雷蔵: ぼくの友だちって、ハイティーンが多いんだ。あなたと入れちがいに、橋君(橋幸夫)が帰っていったでしょ。彼もハイティーンだし、琵琶湖のホテルで知り合った高校生もいるし・・・。若い人って、考えが純粋で、感覚もするどい。それにアダ名をつけさせると、実にうまい。(笑)

寿美: 楽しいでしょう。

雷蔵: 本名は知らないけど、ニックネームはすぐ覚えちゃった。(笑)ちょっと小柄だなと思うと、ちゃんと「スモール」とついてる。森山って男の子はさっそく「加代子」だ。(笑)ズバリで気味がいいよ。寿花さんのアダ名は?

寿美: あたしは、「ゴテ松」っていわれてるんです。(笑)年中ブーブーいってゴテるからでしょ。

雷蔵: 本名は松平節子さんだし・・・なるほど「ゴテ松」とはうまいこというな。(笑)しかし、芸能界ってところは、ある程度ゴテるのがいいんですよ。メチャクチャを言っちゃいけないけれど、筋の通ったことなら、いつかは周りで認めてくれる。「あいつはうるさいぞ」っていわれるほうが、トクですよ。(笑)

完全なる女

雷蔵: 寿美さんと一緒に仕事をするのははじめてだけれど、前から、あなたのファンでね。この間の「華麗な千拍子」も見たし、宝塚の「赤と黒」なんか、三、四回見たかな。

寿美: わざわざ京都から、きてくださったの?

雷蔵: もちろんですよ。

寿美: それはどうも(と、たっぷりの笑顔で頭を下げる)。もっとも、私だって宝塚では、劇場のすぐ隣に映画館があるから、稽古が終ったら、ドカドカっと見にいくんです。

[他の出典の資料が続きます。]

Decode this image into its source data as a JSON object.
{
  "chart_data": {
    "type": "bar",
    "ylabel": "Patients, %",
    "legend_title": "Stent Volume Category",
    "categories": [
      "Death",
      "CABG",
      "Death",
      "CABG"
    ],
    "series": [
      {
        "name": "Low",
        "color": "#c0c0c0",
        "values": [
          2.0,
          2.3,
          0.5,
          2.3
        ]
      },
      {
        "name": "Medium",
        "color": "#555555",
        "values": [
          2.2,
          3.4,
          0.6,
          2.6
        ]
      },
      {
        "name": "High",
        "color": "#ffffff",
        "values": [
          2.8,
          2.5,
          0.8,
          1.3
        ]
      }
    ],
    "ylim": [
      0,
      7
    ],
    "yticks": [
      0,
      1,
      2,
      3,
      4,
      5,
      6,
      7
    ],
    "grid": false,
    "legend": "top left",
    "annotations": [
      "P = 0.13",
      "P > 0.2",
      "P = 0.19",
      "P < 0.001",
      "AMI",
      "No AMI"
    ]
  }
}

雷蔵: そっちは、ひまつぶしだけど、わたしは、わざわざですよ。(笑) 

寿美: きのうも「鯉名の銀平」を見てきたわ。音楽はしゃれてるし、テンポも早いし、おもしろかったわ。

雷蔵: 「華麗なる千拍子」を見にいったときは、明石(照子)さんが、客席に下りてきて、膝の上へのっかってきたからびっくりしたよ。(笑)

寿美: あのまえの月までは、私があの役をやってたんです。♬〜あたしのこと、好きですか、きらいですか・・・といいながら舞台からおりていくんですけど・・・残念でした。(笑) それが、急に映画で、ご一緒に仕事をするなんて・・・。

雷蔵: こんどで二本目ですか、映画に出るのは?

寿美: 六年まえに、東宝で「水着の花嫁」ってのを撮って以来ですね。しかも、こんどは、いきなり「新源氏物語」で、藤壺の役でしょ。男役が専門みたいな私ですから、みんな、びっくりしたらしいですね。

雷蔵: そのへんが、永田雅一プロデューサーのえらさなんだ。うちの社長は、パッと人の意表をついて、なにが出てくるかという期待をもたせるわけですよ。よその会社がやれないようなことを、ポンとやるあたりの映画青年らしさが好きだな。しかし、男役やる人ってふだんでも男装してるけど、寿美さんはどうなの?

寿美: ふだん男装するってのが大きらいなんです。